Bagi Indonesia, kasus ini menyoroti dua hal sekaligus: pertama, tata kelola haji yang melibatkan banyak pemangku kepentingan—dari Kementerian Agama, DPR, hingga organisasi masyarakat seperti PBNU—rentan disusupi kepentingan transaksional. Kedua, posisi Nusron sebagai menteri di kabinet saat ini menimbulkan pertanyaan etika: apakah seorang pejabat yang namanya disebut dalam dugaan aliran dana masih layak memegang jabatan strategis? Pemerintah belum memberikan pernyataan resmi terkait hal ini.
Dari sisi investasi dan iklim usaha, kasus korupsi yang menyeret pejabat tinggi dapat memengaruhi persepsi risiko Indonesia. Indeks Persepsi Korupsi (IPK) Indonesia pada 2025 berada di peringkat 115 dari 180 negara—stagnan dibanding tahun sebelumnya. Jika kasus ini berlarut tanpa penyelesaian transparan, kepercayaan investor terhadap komitmen reformasi birokrasi bisa tergerus.
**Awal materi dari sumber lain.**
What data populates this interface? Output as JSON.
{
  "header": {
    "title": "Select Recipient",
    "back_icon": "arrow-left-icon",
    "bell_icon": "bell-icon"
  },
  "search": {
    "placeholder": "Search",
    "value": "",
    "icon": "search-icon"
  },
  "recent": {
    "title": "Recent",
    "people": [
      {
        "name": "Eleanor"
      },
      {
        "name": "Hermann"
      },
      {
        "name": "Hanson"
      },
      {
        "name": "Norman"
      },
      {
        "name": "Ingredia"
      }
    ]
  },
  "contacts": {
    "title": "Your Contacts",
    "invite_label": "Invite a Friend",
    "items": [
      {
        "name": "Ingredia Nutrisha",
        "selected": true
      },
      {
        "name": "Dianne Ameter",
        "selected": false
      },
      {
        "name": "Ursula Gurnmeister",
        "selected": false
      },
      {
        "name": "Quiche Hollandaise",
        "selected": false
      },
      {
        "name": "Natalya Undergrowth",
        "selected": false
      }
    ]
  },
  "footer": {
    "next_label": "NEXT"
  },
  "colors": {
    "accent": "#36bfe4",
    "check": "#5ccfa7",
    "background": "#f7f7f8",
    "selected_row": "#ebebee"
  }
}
Sektor keuangan syariah dan penyelenggaraan haji juga berpotensi terdampak karena menyangkut dana umat yang besar.
KPK diharapkan segera mengumumkan perkembangan penyidikan, termasuk apakah Nusron akan dimintai keterangan. Sementara itu, DPR perlu memastikan bahwa Pansus Haji tidak menjadi alat untuk kepentingan tertentu. Masyarakat berhak mendapatkan penjelasan mengenai penggunaan dana yang diduga mengalir ke pihak-pihak yang seharusnya mengawasi, bukan menerima. Akankah kasus ini menjadi titik terang pemberantasan korupsi di sektor religi, atau justru tenggelam dalam pusaran politik elektoral 2029?